The tugs seem to have problems keeping up with the speed of the ship and this is communicated to the pilot. The distance to the berth is rapidly decreasing and the pilot asks for slow astern. The master, who is now becoming very nervous, orders slow astern and even increases this to half astern. The pilot orders the aft tug to start pulling in order to reduce the speed of the ship. The master finally realises that there is no way he can avoid hitting the berth and orders full astern. The ship hits the berth with a speed of 2 knots, making a 3 metre long gash on the starboard bow and causing extensive damage to the berth.
How to improve by lessons learnt
Based on the case and the keywords, you should now perform an onboard risk assessment of the incident and the factors which led to it. Bear in mind our vessel’s procedures.You can also discuss the keywords below in order to determine onboard areas/topics for increased awareness:
- Content of a proper Master – Pilot exchange of information. Is it only handing over the pilot card?
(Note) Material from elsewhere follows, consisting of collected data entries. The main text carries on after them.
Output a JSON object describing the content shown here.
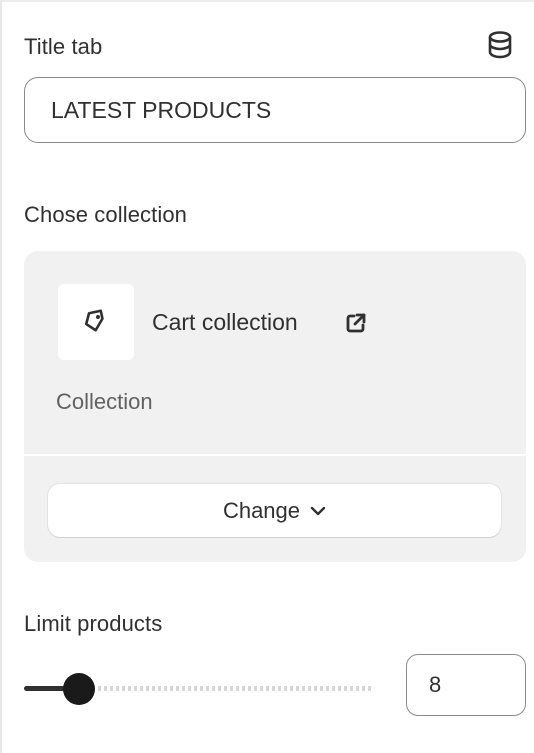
{
  "title_tab": {
    "label": "Title tab",
    "value": "LATEST PRODUCTS",
    "icon": "database-icon"
  },
  "collection": {
    "label": "Chose collection",
    "name": "Cart collection",
    "type": "Collection",
    "thumb_icon": "tag-icon",
    "link_icon": "external-link-icon",
    "change_label": "Change",
    "change_icon": "chevron-down-icon"
  },
  "limit": {
    "label": "Limit products",
    "value": "8",
    "slider_fraction": 0.15
  },
  "colors": {
    "text": "#303030",
    "card_bg": "#f1f1f1",
    "thumb": "#1a1a1a"
  }
}
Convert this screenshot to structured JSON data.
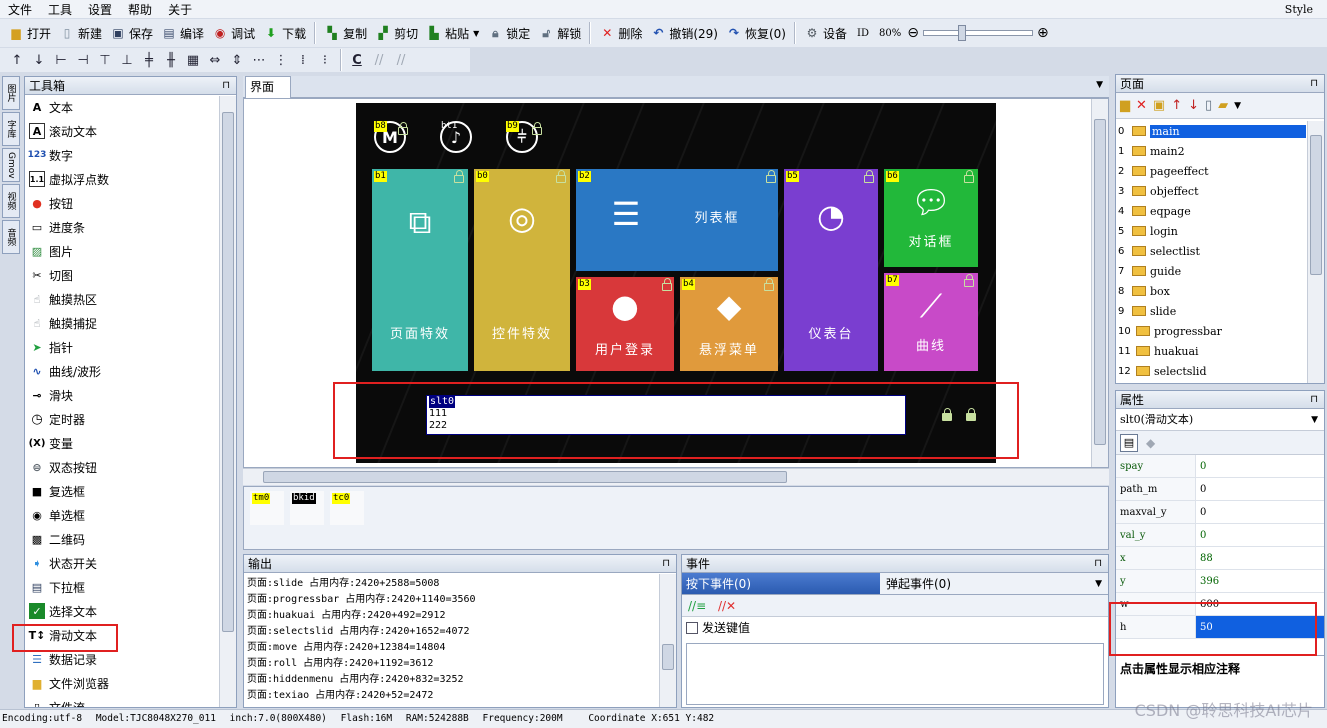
{
  "menu": {
    "items": [
      "文件",
      "工具",
      "设置",
      "帮助",
      "关于"
    ],
    "style": "Style"
  },
  "toolbar": {
    "buttons": [
      {
        "label": "打开",
        "icon": "folder-open-icon"
      },
      {
        "label": "新建",
        "icon": "new-file-icon"
      },
      {
        "label": "保存",
        "icon": "save-icon"
      },
      {
        "label": "编译",
        "icon": "compile-icon"
      },
      {
        "label": "调试",
        "icon": "debug-icon"
      },
      {
        "label": "下载",
        "icon": "download-icon"
      },
      {
        "label": "复制",
        "icon": "copy-icon"
      },
      {
        "label": "剪切",
        "icon": "cut-icon"
      },
      {
        "label": "粘贴",
        "icon": "paste-icon"
      },
      {
        "label": "锁定",
        "icon": "lock-icon"
      },
      {
        "label": "解锁",
        "icon": "unlock-icon"
      },
      {
        "label": "删除",
        "icon": "delete-icon"
      },
      {
        "label": "撤销(29)",
        "icon": "undo-icon"
      },
      {
        "label": "恢复(0)",
        "icon": "redo-icon"
      },
      {
        "label": "设备",
        "icon": "gear-icon"
      }
    ],
    "id_label": "ID",
    "zoom": "80%",
    "zoom_fraction": 0.33
  },
  "side_tabs": [
    "图片",
    "字库",
    "Gmov",
    "视频",
    "音频"
  ],
  "toolbox": {
    "title": "工具箱",
    "items": [
      "文本",
      "滚动文本",
      "数字",
      "虚拟浮点数",
      "按钮",
      "进度条",
      "图片",
      "切图",
      "触摸热区",
      "触摸捕捉",
      "指针",
      "曲线/波形",
      "滑块",
      "定时器",
      "变量",
      "双态按钮",
      "复选框",
      "单选框",
      "二维码",
      "状态开关",
      "下拉框",
      "选择文本",
      "滑动文本",
      "数据记录",
      "文件浏览器",
      "文件流"
    ]
  },
  "canvas": {
    "tab": "界面",
    "top_icons": [
      {
        "tag": "b8",
        "glyph": "M"
      },
      {
        "tag": "bt1",
        "glyph": "♪"
      },
      {
        "tag": "b9",
        "glyph": "⫩"
      }
    ],
    "tiles": [
      {
        "tag": "b1",
        "label": "页面特效",
        "color": "#3fb6a8"
      },
      {
        "tag": "b0",
        "label": "控件特效",
        "color": "#d0b43c"
      },
      {
        "tag": "b2",
        "label": "列表框",
        "color": "#2a78c4"
      },
      {
        "tag": "b3",
        "label": "用户登录",
        "color": "#d8383a"
      },
      {
        "tag": "b4",
        "label": "悬浮菜单",
        "color": "#e09a3c"
      },
      {
        "tag": "b5",
        "label": "仪表台",
        "color": "#7a3ed0"
      },
      {
        "tag": "b6",
        "label": "对话框",
        "color": "#22b83a"
      },
      {
        "tag": "b7",
        "label": "曲线",
        "color": "#c84ac8"
      }
    ],
    "slider_text": {
      "lines": [
        "slt0",
        "111",
        "222"
      ]
    }
  },
  "components": [
    "tm0",
    "bkid",
    "tc0"
  ],
  "output": {
    "title": "输出",
    "lines": [
      "页面:slide 占用内存:2420+2588=5008",
      "页面:progressbar 占用内存:2420+1140=3560",
      "页面:huakuai 占用内存:2420+492=2912",
      "页面:selectslid 占用内存:2420+1652=4072",
      "页面:move 占用内存:2420+12384=14804",
      "页面:roll 占用内存:2420+1192=3612",
      "页面:hiddenmenu 占用内存:2420+832=3252",
      "页面:texiao 占用内存:2420+52=2472"
    ]
  },
  "events": {
    "title": "事件",
    "tab_press": "按下事件(0)",
    "tab_release": "弹起事件(0)",
    "send_key": "发送键值"
  },
  "pages": {
    "title": "页面",
    "items": [
      "main",
      "main2",
      "pageeffect",
      "objeffect",
      "eqpage",
      "login",
      "selectlist",
      "guide",
      "box",
      "slide",
      "progressbar",
      "huakuai",
      "selectslid"
    ]
  },
  "properties": {
    "title": "属性",
    "selected": "slt0(滑动文本)",
    "rows": [
      {
        "k": "spay",
        "v": "0"
      },
      {
        "k": "path_m",
        "v": "0"
      },
      {
        "k": "maxval_y",
        "v": "0"
      },
      {
        "k": "val_y",
        "v": "0"
      },
      {
        "k": "x",
        "v": "88"
      },
      {
        "k": "y",
        "v": "396"
      },
      {
        "k": "w",
        "v": "600"
      },
      {
        "k": "h",
        "v": "50"
      }
    ],
    "hint": "点击属性显示相应注释"
  },
  "status": {
    "encoding": "Encoding:utf-8",
    "model": "Model:TJC8048X270_011",
    "inch": "inch:7.0(800X480)",
    "flash": "Flash:16M",
    "ram": "RAM:524288B",
    "freq": "Frequency:200M",
    "coord": "Coordinate X:651  Y:482",
    "watermark": "CSDN @聆思科技AI芯片"
  }
}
- Risk assessment and pilot boarding point, how does the risk change when pilot boards closer to berth
- Excessive speed –The importance of identifying the point-of-no-return in the planning
- When do you question or intervene when procedures are not followed?
- Roles and responsibilities when pilot is onboard. Who is the leader of the bridge team? Who is in command?
- Communication and language challenges, when do we ask the pilot to translate?
- Company policy – when is the use of mobile telephones appropriate or prohibited. Could we tell the pilot about this policy?
QUESTIONS
1 - What factors contributed to the incident in the above case?
2 - Risk Assessment: Could some of the factors identified be present on board your ship?
(How frequent could they be present? How severe could it be if they are present?)
3 - In the risk transfer zone (yellow and red), what would you suggest as measures to control the
risk? Any additional barriers that could be introduced?